Sydney, Mar 13 : Former Australian Immigration Minister Kevin Andrews has said he would extend all cooperation in the judicial inquiry into the case of Indian doctor Mohamed Haneef, who was linked to terror organisations but was later absolved of the charge.
However, Andrews didn't guarantee to tender evidence to the public hearing about his role in the case.
He said that he cancelled Haneef's visa on the basis of visa character test provisions as understood at the time, and also on the basis of evidence provided by the Australian Federal Police. Later, he revoked the Indian doctor's visa just hours after he was granted bail last year.
"I will co-operate, I will meet with Mr Clarke, I will assist him. I acted according to the evidence provided to me, according to the law as it stood at that stage, and I make no apology for doing that. If this inquiry is truly about trying to improve the way in which we carry out our security operations in Australia, well then that can be beneficial," the news.com.au quoted the ex-minister as saying.
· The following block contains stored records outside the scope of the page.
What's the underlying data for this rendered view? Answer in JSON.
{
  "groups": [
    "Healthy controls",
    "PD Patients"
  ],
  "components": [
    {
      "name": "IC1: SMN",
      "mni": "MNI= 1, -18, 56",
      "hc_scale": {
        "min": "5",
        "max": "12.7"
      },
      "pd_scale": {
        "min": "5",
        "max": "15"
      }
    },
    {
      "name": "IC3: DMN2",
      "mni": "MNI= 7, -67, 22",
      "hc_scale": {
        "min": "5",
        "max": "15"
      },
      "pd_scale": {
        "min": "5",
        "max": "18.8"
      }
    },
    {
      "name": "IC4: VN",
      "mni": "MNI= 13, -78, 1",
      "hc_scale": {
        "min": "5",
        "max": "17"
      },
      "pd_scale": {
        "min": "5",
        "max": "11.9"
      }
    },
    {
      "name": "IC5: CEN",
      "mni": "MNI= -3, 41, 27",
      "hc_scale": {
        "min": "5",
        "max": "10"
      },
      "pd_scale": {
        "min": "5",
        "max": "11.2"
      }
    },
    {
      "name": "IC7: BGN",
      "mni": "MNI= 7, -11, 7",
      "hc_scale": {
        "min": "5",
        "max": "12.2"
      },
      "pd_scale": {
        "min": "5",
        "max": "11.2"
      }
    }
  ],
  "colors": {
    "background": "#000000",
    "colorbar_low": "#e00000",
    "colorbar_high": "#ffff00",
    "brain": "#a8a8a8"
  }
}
He added: "I will be available to meet with Mr Clarke and to assist him in his inquiry."
Defending his decision of cancellation of Dr Haneef's visa, Andrews said: "I make no apology for having acted in the national interest and having acted in a way that put the safety and security of Australians first. I acted on the brief of evidence and I acted on the interpretation of the law as it was understood at the time."
In overturning his cancellation of the doctor's visa, the court had applied a new, different interpretation of the character test, Andrews said and added that he had nothing to fear from the Clarke inquiry.
Asked if he would be prepared to give public evidence to the probe, he replied: "That will depend on the circumstances of the time. I'm indicating that I will be co-operative in this inquiry."
Meanwhile, Opposition legal affairs spokesman George Brandis said that the inquiry was premature and a "political stunt", and raised concerns about its legality.